One would think, after this experience, I would have gone back to real estate and enjoyed the rest of my life. Instead, I got more involved in the political process and far more vocal in espousing my conservative views. Now, in 2019, I find myself still paying the price for believing what I believe and not hesitating to proclaim it.
It is against this backdrop that I found myself crying amid a Sunday sermon. Rob James, this young, extremely gifted, cowboy-boot-wearing preacher steps to the lectern. He starts what is the second in a series of sermons. The point of the series is to have us understand God is calling each of us to ministry, regardless of the work we do. That ministry is possible in, and through, our work. He makes it clear that this call is also extended to retirees. To demonstrate this truth, he spends time working with people in their daily employment. The sermons share where he saw ministry happening through the actions of people with whom he worked.
The first sermon was based on his time spent as a barista in a coffee shop. My crying came during the second sermon as he talked about working with two gravediggers. Among other details, James explained how these gravediggers are made to feel ostracized. He related riding with them in a van, headed to a gravesite. At a point along one street, a vehicle comes alongside them; the people in that vehicle make eye contact and seem pleasant. Then, seeing the funeral home name on the van’s side, and the backhoe being towed, they look straight ahead and drive on. They want no further connection.

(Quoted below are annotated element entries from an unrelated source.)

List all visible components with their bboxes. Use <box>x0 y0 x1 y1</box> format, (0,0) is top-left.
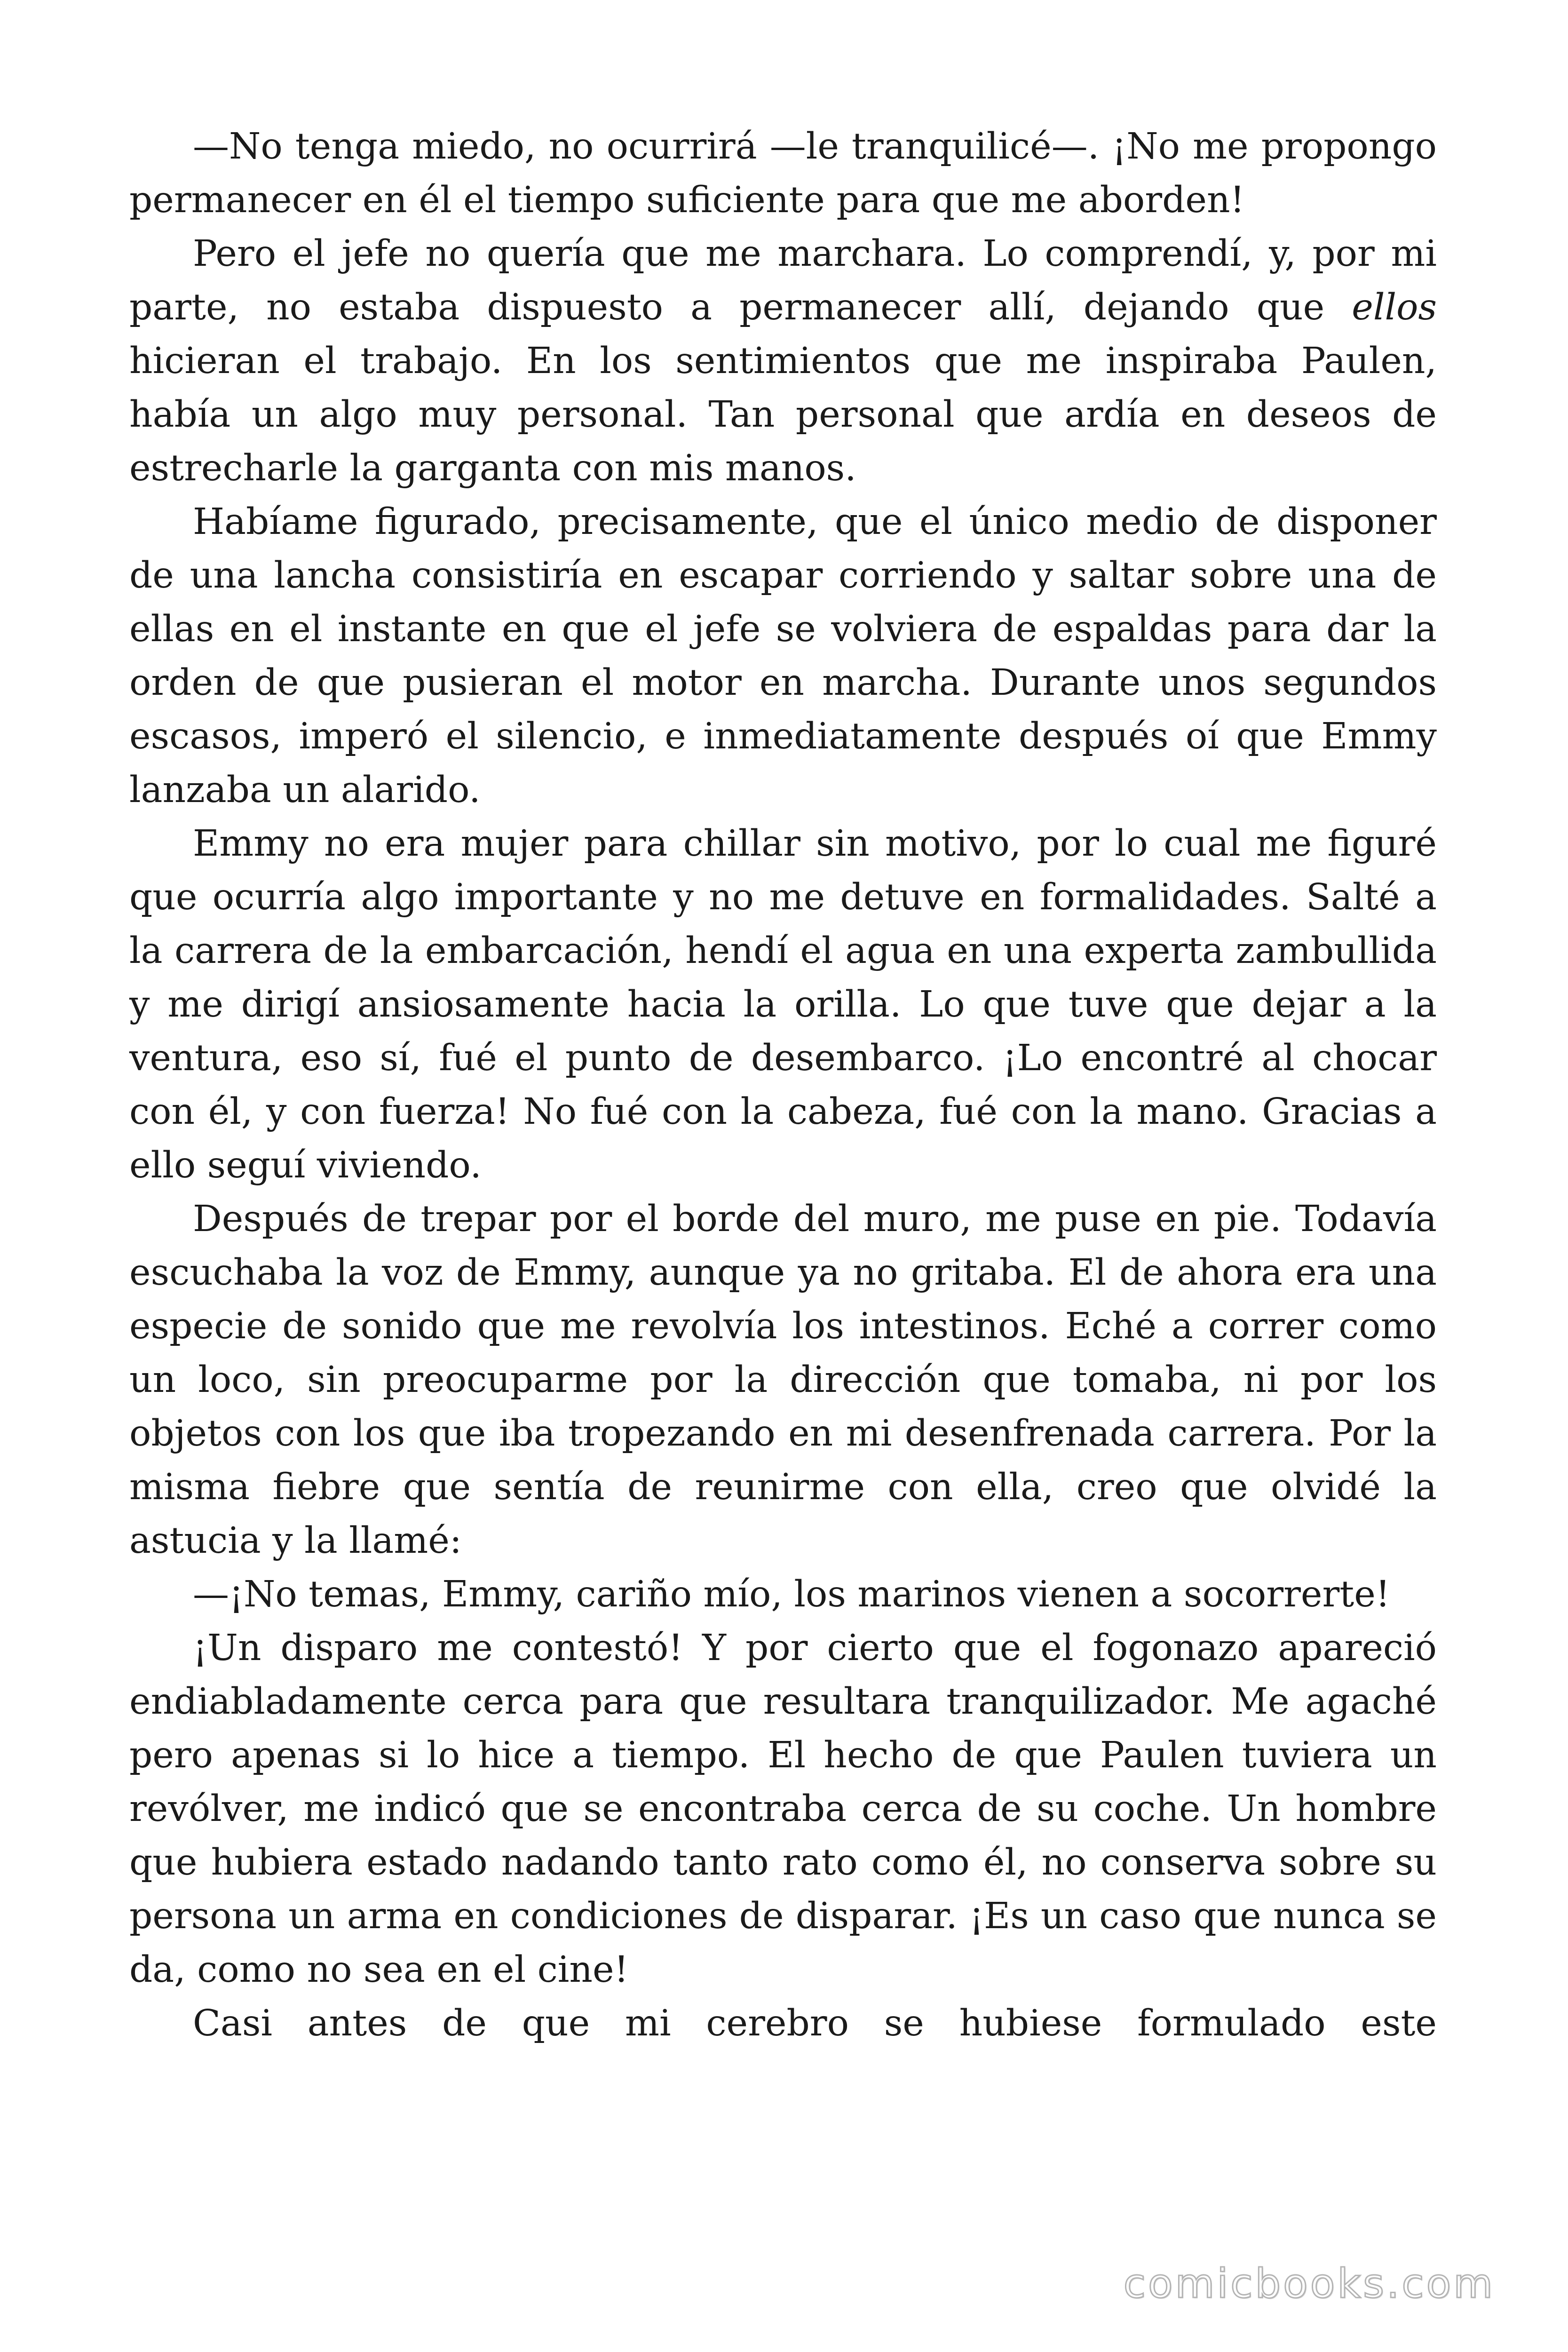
page-text <box>129 120 1437 2050</box>
emphasized-text: ellos <box>1352 286 1437 328</box>
watermark: comicbooks.com <box>1123 2260 1495 2307</box>
paragraph <box>129 227 1437 495</box>
paragraph: —¡No temas, Emmy, cariño mío, los marinos vienen a socorrerte! <box>193 1573 1390 1615</box>
paragraph: ¡Un disparo me contestó! Y por cierto que el fogonazo apareció endiabladamente cerca para que resultara tranquilizador. Me agaché pero apenas si lo hice a tiempo. El hecho de que Paulen tuviera un revólver, me indicó que se encontraba cerca de su coche. Un hombre que hubiera estado nadando tanto rato como él, no conserva sobre su persona un arma en condiciones de disparar. ¡Es un caso que nunca se da, como no sea en el cine! <box>129 1627 1437 1991</box>
paragraph-text: hicieran el trabajo. En los sentimientos que me inspiraba Paulen, había un algo muy personal. Tan personal que ardía en deseos de estrecharle la garganta con mis manos. <box>129 340 1437 489</box>
paragraph: —No tenga miedo, no ocurrirá —le tranquilicé—. ¡No me propongo permanecer en él el tiempo suficiente para que me aborden! <box>129 126 1437 221</box>
paragraph: Emmy no era mujer para chillar sin motivo, por lo cual me figuré que ocurría algo importante y no me detuve en formalidades. Salté a la carrera de la embarcación, hendí el agua en una experta zambullida y me dirigí ansiosamente hacia la orilla. Lo que tuve que dejar a la ventura, eso sí, fué el punto de desembarco. ¡Lo encontré al chocar con él, y con fuerza! No fué con la cabeza, fué con la mano. Gracias a ello seguí viviendo. <box>129 823 1437 1186</box>
paragraph: Después de trepar por el borde del muro, me puse en pie. Todavía escuchaba la voz de Emmy, aunque ya no gritaba. El de ahora era una especie de sonido que me revolvía los intestinos. Eché a correr como un loco, sin preocuparme por la dirección que tomaba, ni por los objetos con los que iba tropezando en mi desenfrenada carrera. Por la misma fiebre que sentía de reunirme con ella, creo que olvidé la astucia y la llamé: <box>129 1198 1437 1562</box>
paragraph: Habíame figurado, precisamente, que el único medio de disponer de una lancha consistiría en escapar corriendo y saltar sobre una de ellas en el instante en que el jefe se volviera de espaldas para dar la orden de que pusieran el motor en marcha. Durante unos segundos escasos, imperó el silencio, e inmediatamente después oí que Emmy lanzaba un alarido. <box>129 501 1437 811</box>
paragraph-text: Pero el jefe no quería que me marchara. Lo comprendí, y, por mi parte, no estaba dispuesto a permanecer allí, dejando que <box>129 233 1437 328</box>
paragraph-last-line: Casi antes de que mi cerebro se hubiese formulado este <box>193 2002 1437 2044</box>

The two gravediggers share with Rev. James their experience in grocery stores when wearing their uniforms. Their observation is that recognizing what they do and that they are associated with death, people refuse to make eye contact. These men must feel separated and alone. However, James reported that when he asked why they work as gravediggers, both responded that they love what they do.
What I realized on the drive home was that I was identifying with those gravediggers in their having reason to feel alienated and ostracized. That is, because of my experiences, although not recognizing what was happening, I was feeling great compassion for those men. This identifying during the sermon was painful. I believe that explains my crying, but since I do not love writing, it does not explain my commitment to writing.

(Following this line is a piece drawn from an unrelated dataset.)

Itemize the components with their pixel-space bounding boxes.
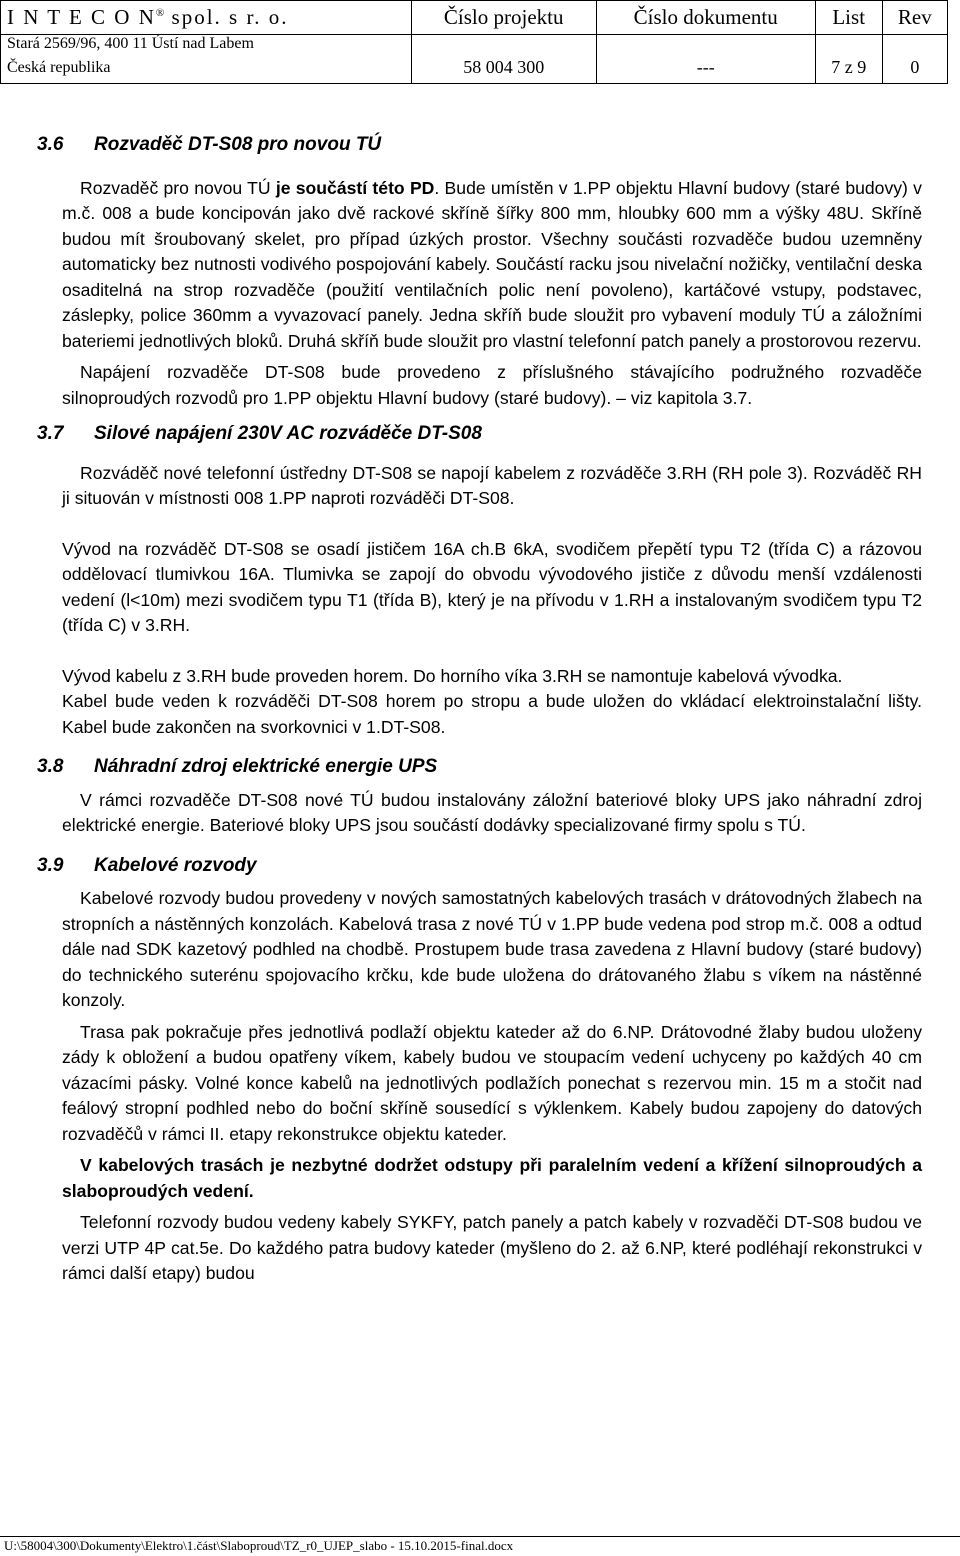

I love and appreciate God more than words can adequately describe. My absolute desire is to know and do his will, what he calls me to be and do. I am convinced that his calling now is for me to write. However, in my humanness, during experiences such as referred to in the opening, and then this crying episode, I wonder why such suffering if I am in God’s will?

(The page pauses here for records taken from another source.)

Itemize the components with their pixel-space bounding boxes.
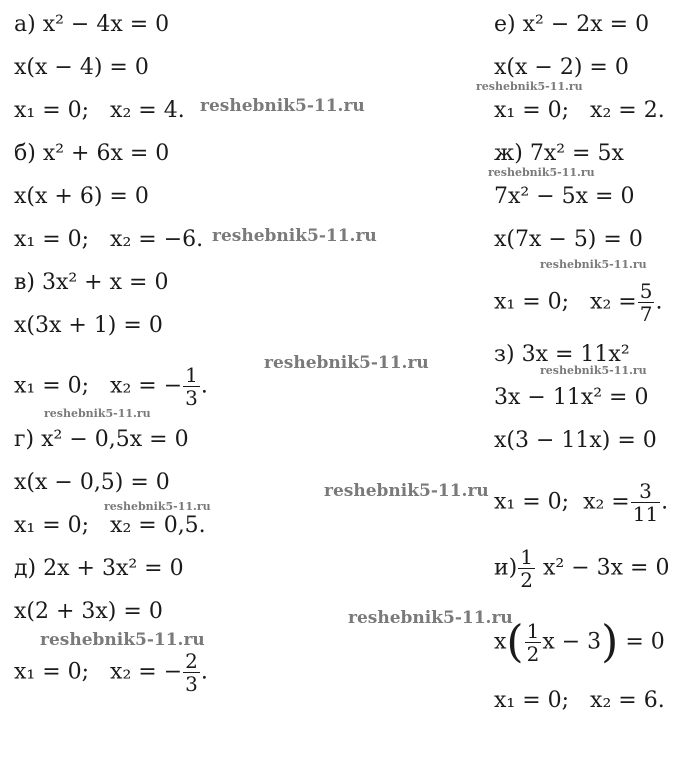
equation: x² − 4x = 0: [42, 12, 170, 37]
task-label: д): [14, 556, 37, 581]
watermark: reshebnik5-11.ru: [540, 364, 647, 377]
task-label: б): [14, 141, 36, 166]
watermark: reshebnik5-11.ru: [488, 166, 595, 179]
task-label: з): [494, 342, 515, 367]
task-g-roots: [14, 513, 206, 539]
watermark: reshebnik5-11.ru: [40, 630, 205, 650]
task-d-factored: x(2 + 3x) = 0: [14, 599, 163, 624]
watermark: reshebnik5-11.ru: [264, 353, 429, 373]
task-z-roots: x₁ = 0; x₂ = $\frac{3}{11}$ .: [494, 479, 669, 526]
task-zh-roots: x₁ = 0; x₂ = $\frac{5}{7}$ .: [494, 279, 663, 326]
root-2: x₂ = 6.: [590, 688, 665, 713]
root-2: x₂ = 0,5.: [110, 513, 206, 538]
equation: x² + 6x = 0: [42, 141, 170, 166]
fraction: $\frac{1}{3}$: [185, 363, 198, 410]
task-b-factored: x(x + 6) = 0: [14, 184, 149, 209]
fraction: $\frac{3}{11}$: [632, 479, 659, 526]
equation: x² − 3x = 0: [542, 555, 670, 581]
task-d-equation: [14, 556, 184, 582]
root-2-prefix: x₂ = −: [110, 659, 183, 685]
fraction: $\frac{2}{3}$: [185, 649, 198, 696]
root-1: x₁ = 0;: [14, 659, 90, 685]
left-paren: (: [506, 616, 524, 668]
task-g-factored: x(x − 0,5) = 0: [14, 470, 170, 495]
task-v-factored: x(3x + 1) = 0: [14, 313, 163, 338]
root-1: x₁ = 0;: [14, 98, 90, 123]
task-zh-equation: [494, 141, 624, 167]
equation: 7x² = 5x: [529, 141, 624, 166]
task-b-roots: [14, 227, 203, 253]
task-i-factored: x( $\frac{1}{2}$ x − 3) = 0: [494, 616, 665, 668]
task-label: и): [494, 555, 518, 581]
root-2: x₂ = 4.: [110, 98, 185, 123]
task-d-roots: x₁ = 0; x₂ = − $\frac{2}{3}$ .: [14, 649, 208, 696]
root-1: x₁ = 0;: [14, 513, 90, 538]
task-a-equation: [14, 12, 169, 38]
root-1: x₁ = 0;: [494, 489, 570, 515]
task-label: е): [494, 12, 516, 37]
watermark: reshebnik5-11.ru: [348, 608, 513, 628]
root-1: x₁ = 0;: [14, 373, 90, 399]
root-1: x₁ = 0;: [494, 688, 570, 713]
root-2: x₂ = 2.: [590, 98, 665, 123]
task-a-factored: x(x − 4) = 0: [14, 55, 149, 80]
right-paren: ): [601, 616, 619, 668]
task-a-roots: [14, 98, 185, 124]
root-2: x₂ = −6.: [110, 227, 204, 252]
watermark: reshebnik5-11.ru: [44, 407, 151, 420]
root-2-prefix: x₂ =: [583, 489, 630, 515]
equation: x² − 0,5x = 0: [41, 427, 189, 452]
task-i-roots: [494, 688, 665, 714]
task-b-equation: [14, 141, 169, 167]
watermark: reshebnik5-11.ru: [104, 500, 211, 513]
task-e-equation: [494, 12, 649, 38]
task-label: г): [14, 427, 35, 452]
task-zh-factored: x(7x − 5) = 0: [494, 227, 643, 252]
watermark: reshebnik5-11.ru: [540, 258, 647, 271]
task-label: ж): [494, 141, 523, 166]
watermark: reshebnik5-11.ru: [324, 481, 489, 501]
task-g-equation: [14, 427, 189, 453]
task-i-equation: [494, 546, 669, 591]
watermark: reshebnik5-11.ru: [212, 226, 377, 246]
root-2-prefix: x₂ = −: [110, 373, 183, 399]
fraction: $\frac{1}{2}$: [526, 619, 540, 666]
root-1: x₁ = 0;: [494, 98, 570, 123]
task-z-factored: x(3 − 11x) = 0: [494, 428, 657, 453]
task-label: в): [14, 270, 35, 295]
task-v-roots: x₁ = 0; x₂ = − $\frac{1}{3}$ .: [14, 363, 208, 410]
equation: 3x² + x = 0: [41, 270, 169, 295]
watermark: reshebnik5-11.ru: [200, 96, 365, 116]
task-z-step: 3x − 11x² = 0: [494, 385, 649, 410]
task-label: а): [14, 12, 36, 37]
equation: 2x + 3x² = 0: [43, 556, 184, 581]
root-2-prefix: x₂ =: [590, 289, 637, 315]
root-1: x₁ = 0;: [14, 227, 90, 252]
fraction: $\frac{5}{7}$: [639, 279, 653, 326]
task-v-equation: [14, 270, 168, 296]
root-1: x₁ = 0;: [494, 289, 570, 315]
watermark: reshebnik5-11.ru: [476, 80, 583, 93]
equation: x² − 2x = 0: [522, 12, 650, 37]
task-e-factored: x(x − 2) = 0: [494, 55, 629, 80]
equation: 3x = 11x²: [521, 342, 630, 367]
fraction: $\frac{1}{2}$: [520, 545, 533, 592]
task-e-roots: [494, 98, 665, 124]
task-zh-step: 7x² − 5x = 0: [494, 184, 635, 209]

God used James to, at the end of that sermon, bring me back to where I belong. That is, at peace, at this computer doing what God desires of me. He quoted from, and commented on, Matthew 5:11-12 (KJV) where Jesus says:
“11 Blessed are ye, when men shall revile you, and persecute you, and shall say all manner of evil against you falsely, for my sake.
“12 Rejoice, and be exceeding glad: for great is your reward in heaven: for so persecuted they the prophets which were before you.”
Love of God — and of people — and commitment to doing his will mandate that I write; being reviled and persecuted come with the assignment. My “Why the heck …” question was answered. If it comes up again, and it likely will, I will go back and read this column. This is my story, but, with different pieces, it might be yours, too. If so, I hope my sharing and transparency help you answer your “Why the heck …” question.